理不尽な世界で生きる意味を問われるキャラたちに心が打たれた
序章はその雰囲気の良さとさまざまな騒動で気を引き、先が気になるよう、少しずつ謎を詳らかにしながら新しい謎を用意して飽きさせず、終盤の劇的な幕引きで感動に叩き込む様は見事。一心不乱に読み耽った。間違いなく名作。
現実はこれほど理不尽なことはそうそう起きないだろう。しかし、不遇な状況に立たされても生きる意志を見つけていくキャラたちの姿は、プレイヤーにとって励みになるものだ。

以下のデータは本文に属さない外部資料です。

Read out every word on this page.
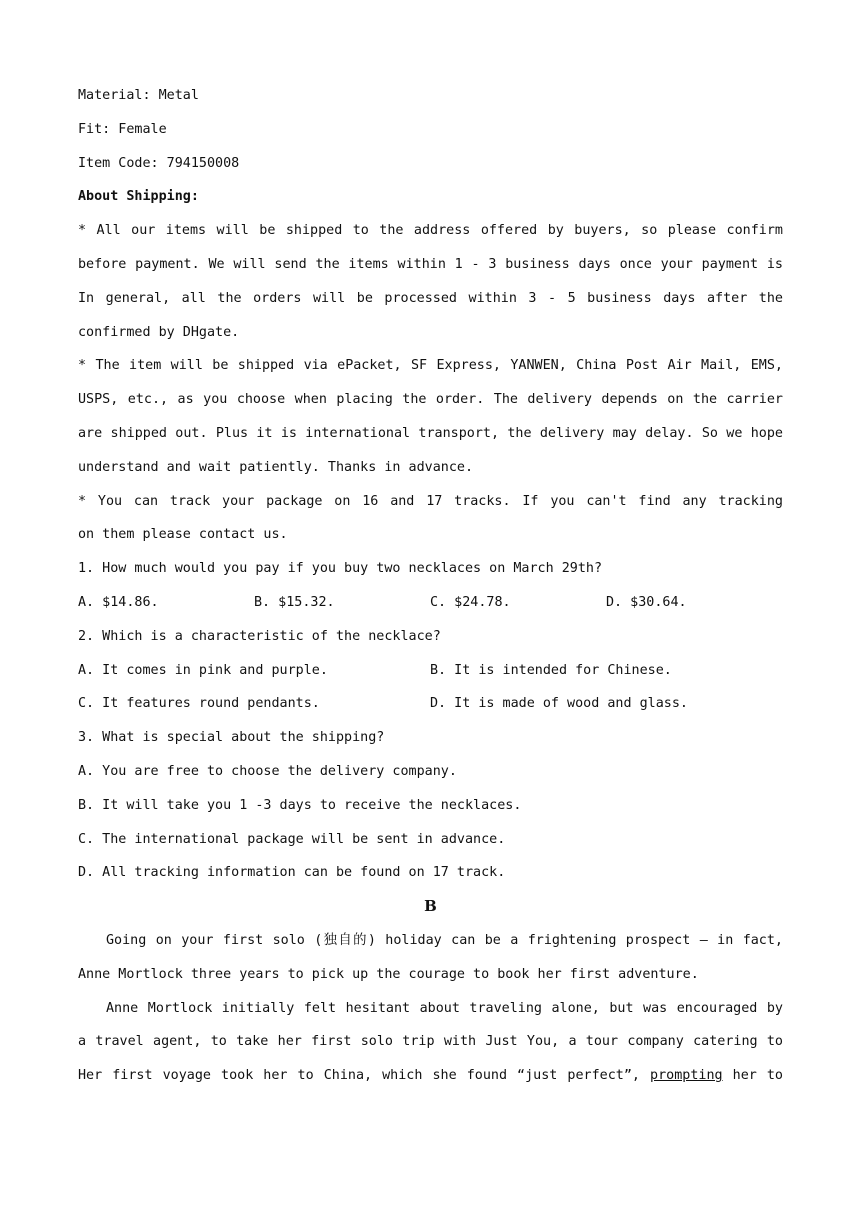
Material: Metal
Fit: Female
Item Code: 794150008
About Shipping:
* All our items will be shipped to the address offered by buyers, so please confirm
before payment. We will send the items within 1 - 3 business days once your payment is
In general, all the orders will be processed within 3 - 5 business days after the
confirmed by DHgate.
* The item will be shipped via ePacket, SF Express, YANWEN, China Post Air Mail, EMS,
USPS, etc., as you choose when placing the order. The delivery depends on the carrier
are shipped out. Plus it is international transport, the delivery may delay. So we hope
understand and wait patiently. Thanks in advance.
* You can track your package on 16 and 17 tracks. If you can't find any tracking
on them please contact us.
1. How much would you pay if you buy two necklaces on March 29th?
A. $14.86.	B. $15.32.	C. $24.78.	D. $30.64.
2. Which is a characteristic of the necklace?
A. It comes in pink and purple.	B. It is intended for Chinese.
C. It features round pendants.	D. It is made of wood and glass.
3. What is special about the shipping?
A. You are free to choose the delivery company.
B. It will take you 1 -3 days to receive the necklaces.
C. The international package will be sent in advance.
D. All tracking information can be found on 17 track.
B
Going on your first solo (独自的) holiday can be a frightening prospect — in fact,
Anne Mortlock three years to pick up the courage to book her first adventure.
Anne Mortlock initially felt hesitant about traveling alone, but was encouraged by
a travel agent, to take her first solo trip with Just You, a tour company catering to
Her first voyage took her to China, which she found “just perfect”, prompting her to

特に各キャラクターたちが生きるために拠り所にしてるものが1つずつ否定され、その上で立ち上がるところが好きだ。フィオネ、エリス、コレットとラヴィリア、リシア、そして主人公であるカイム。特に最後のカイムがヘタれてしまった後、自分の足で立てるようになったところは、強いメッセージを感じた。
宙に浮いていた人々がこの大地の上に足をつけて立てるようになること。ティアが犠牲となって果たしたその終わりから気付けることがある。
個人的には、ティアが犠牲になることに納得がいかないかもしれないと危惧していた。しかし、そこに至るまでのプロセスが明確で、ティアがカイムのためにという気持ちでやり遂げたのは間違いなく、十分に納得のいくものだった。キャラクターへの愛情すら感じる。
およそこれに比肩する体験はあと何度できるだろうか……喪失感でいっぱいになった素晴しい作品。